Halfweg het concert draaien we ons even om naar de afgeladen AB en het besef slaat als een bliksem in: eigenlijk is het ronduit waanzinnig hoeveel succes deze groep, die haar muziek op schroot en staal gebaseerd heeft, al jarenlang heeft. En toch raakt die zaal elke keer weer uitverkocht. Dat heeft veel redenen, en één daarvan is de kracht van de herhaling: wat in 1981 revolutionair klonk, is in 2008 nu eenmaal gekend experimenteel erfgoed. En dus schrikt niemand meer op als N.U. Unruh op een metalen stuurwiel mept of drummer Rudolph Moser op metalen platen roffelt.
Een andere, minstens even belangrijke oorzaak van de populariteit van de groep rond de dandyeske Blixa Bargeld, is echter dat onder al dat lawaai steevast èrgens wel een goeie song verborgen ligt: een hint van melodie, ja zelfs een refrein is nooit verboden geweest. Die kant krijgt zelfs meer en meer aandacht, zoals ook tot uiting komt in Alles Wieder Offen dat afgelopen herfst verscheen.

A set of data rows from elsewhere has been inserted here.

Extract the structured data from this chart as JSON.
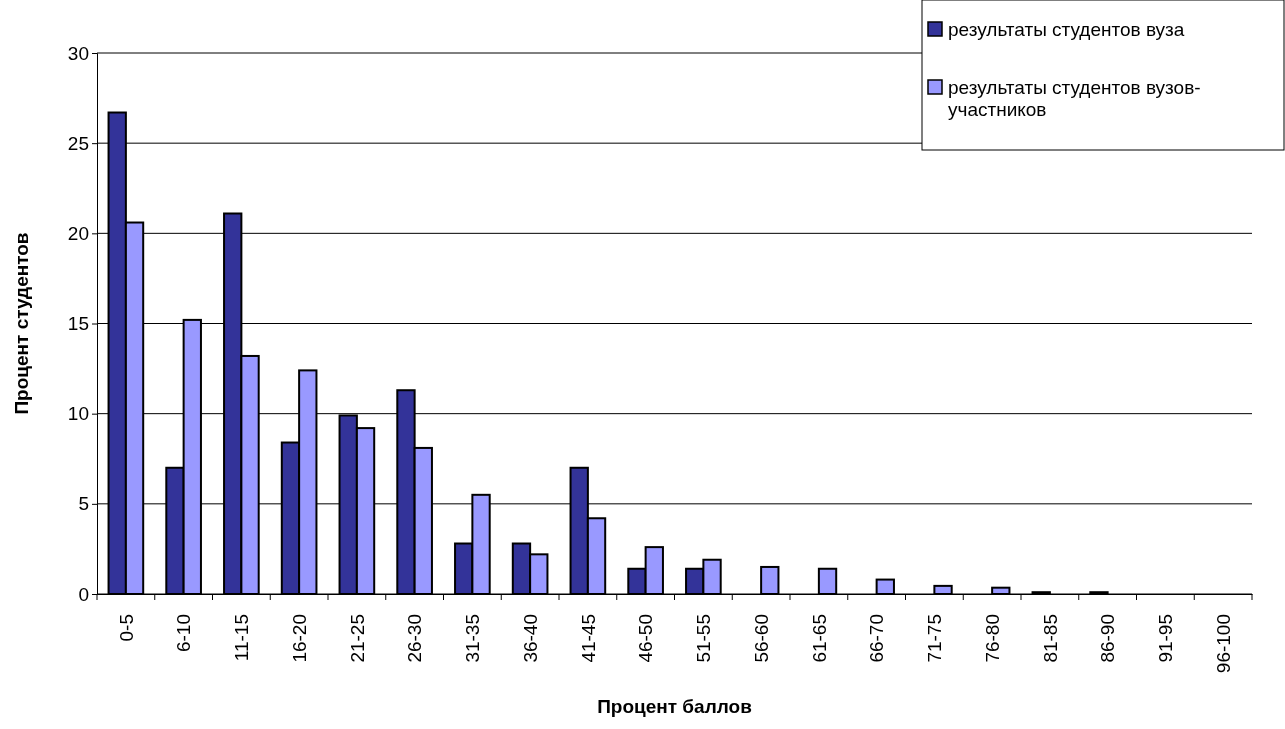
{
  "chart_data": {
    "type": "bar",
    "xlabel": "Процент баллов",
    "ylabel": "Процент студентов",
    "categories": [
      "0-5",
      "6-10",
      "11-15",
      "16-20",
      "21-25",
      "26-30",
      "31-35",
      "36-40",
      "41-45",
      "46-50",
      "51-55",
      "56-60",
      "61-65",
      "66-70",
      "71-75",
      "76-80",
      "81-85",
      "86-90",
      "91-95",
      "96-100"
    ],
    "series": [
      {
        "name": "результаты студентов вуза",
        "color": "#333399",
        "values": [
          26.7,
          7.0,
          21.1,
          8.4,
          9.9,
          11.3,
          2.8,
          2.8,
          7.0,
          1.4,
          1.4,
          0,
          0,
          0,
          0,
          0,
          0.1,
          0.1,
          0,
          0
        ]
      },
      {
        "name": "результаты студентов вузов-участников",
        "color": "#9999ff",
        "values": [
          20.6,
          15.2,
          13.2,
          12.4,
          9.2,
          8.1,
          5.5,
          2.2,
          4.2,
          2.6,
          1.9,
          1.5,
          1.4,
          0.8,
          0.45,
          0.35,
          0,
          0,
          0,
          0
        ]
      }
    ],
    "ylim": [
      0,
      30
    ],
    "yticks": [
      0,
      5,
      10,
      15,
      20,
      25,
      30
    ],
    "grid": "y",
    "legend": "top right"
  }
}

Op die plaat beperkte de groep het experiment en werd ervoor gekozen om met de gekende afwijkende werkmethodes bijna klassieke songs op te nemen. Nooit eerder leverde Einstürzende Neubauten een meer toegankelijke plaat af.
In de AB wordt op dat elan verder gegaan. Met “Die Wellen” en een tam “Nagorny Karabach” van die laatste plaat opent het concert opvallend rustig, en de band zal slechts zelden nog een versnelling hoger schakelen. Nog nooit heeft Einstürzende Neubauten zo soft afgetrapt, al blijkt meteen dat de vaak nukkige Bargeld opvallend goed gezind is en aan de lopende band dolt met band en publiek.

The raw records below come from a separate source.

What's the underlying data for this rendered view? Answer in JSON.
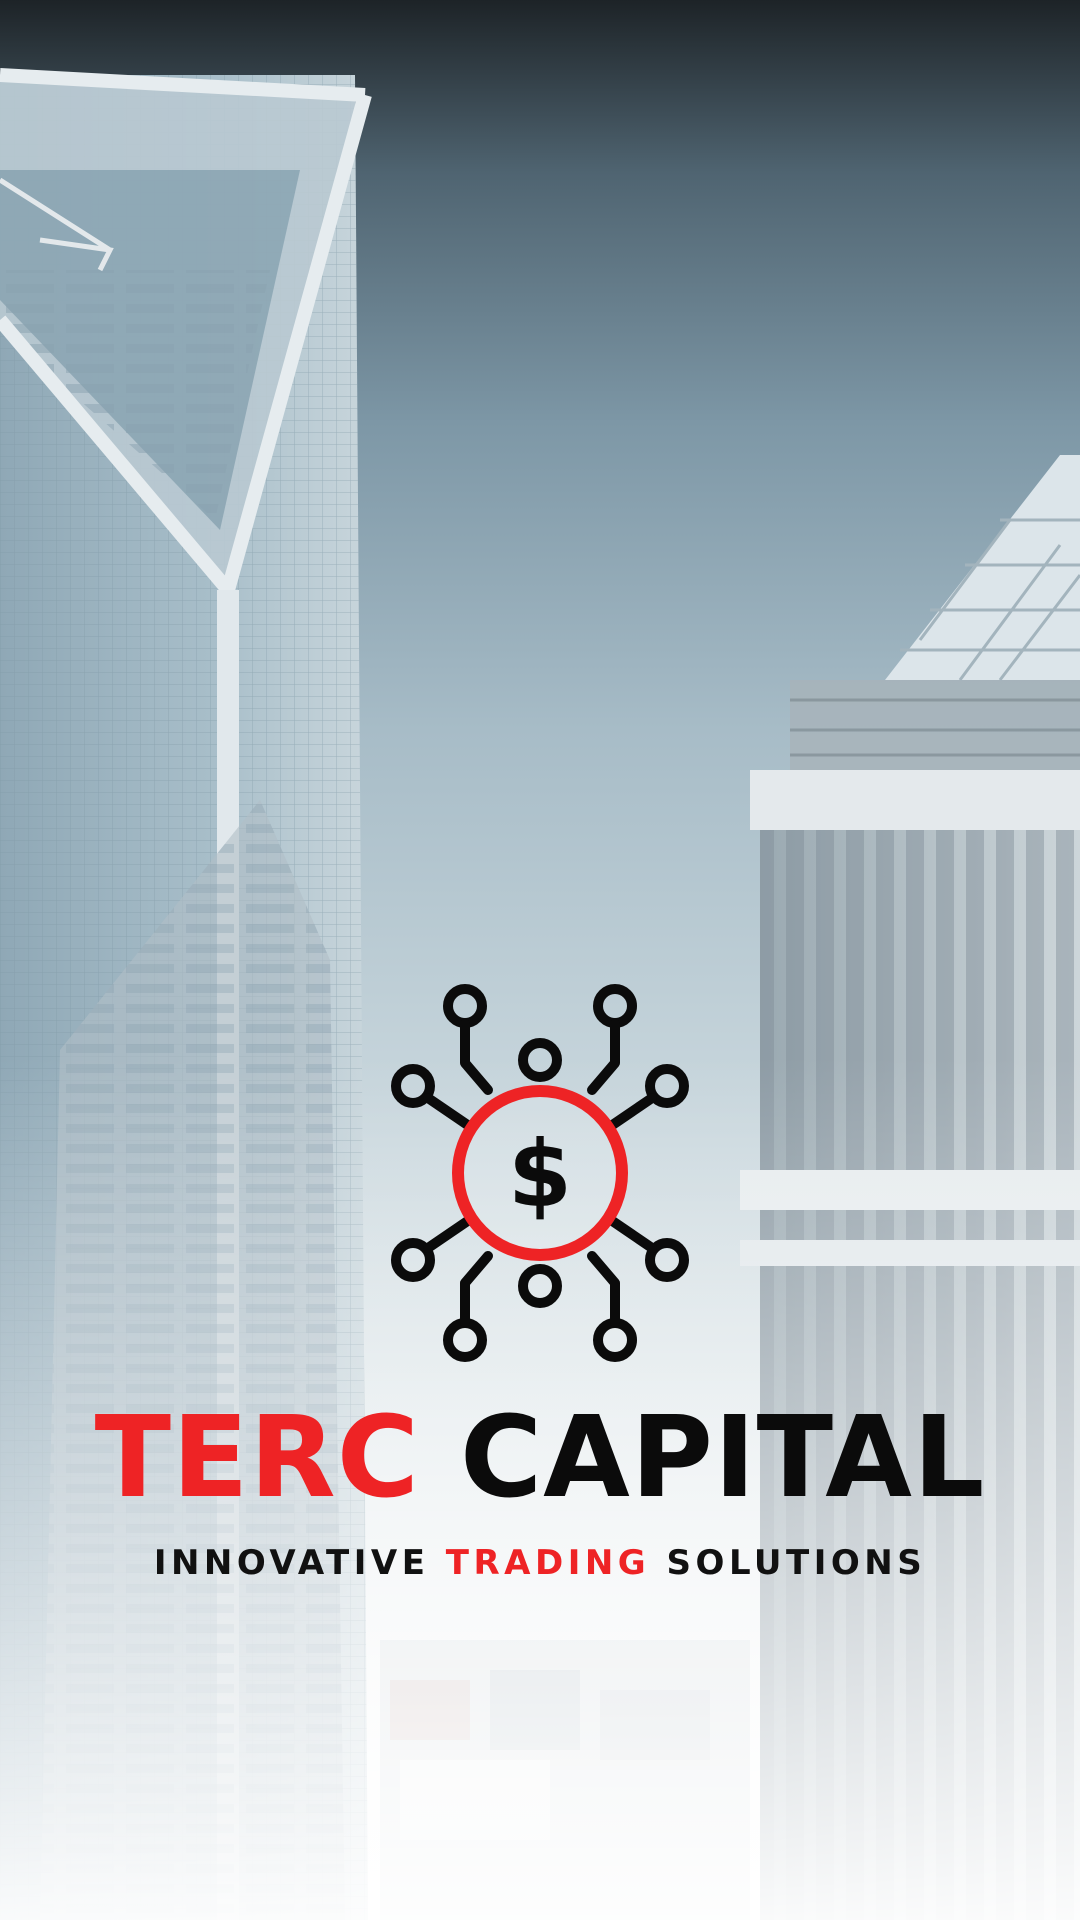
{
  "brand": {
    "name_part1": "TERC",
    "name_part2": "CAPITAL",
    "tagline_part1": "INNOVATIVE",
    "tagline_part2": "TRADING",
    "tagline_part3": "SOLUTIONS"
  },
  "logo": {
    "icon": "dollar-network-icon",
    "symbol": "$"
  },
  "colors": {
    "accent": "#ee2325",
    "text": "#0b0b0b"
  }
}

Met het dansende “Let’s Do It A Dada” komt het optreden dan toch even los. Dit is kletterdisco: over een metalige groove gaat de band aan de slag met alles wat los en vast zit: een vinylplaat op een boor tegen een bekertje, meer metaal,… En stalen platen natuurlijk: dit is de enige band bij wie je de roadies tussen twee nummers door de ene metalen plaat door de ander ziet vervangen.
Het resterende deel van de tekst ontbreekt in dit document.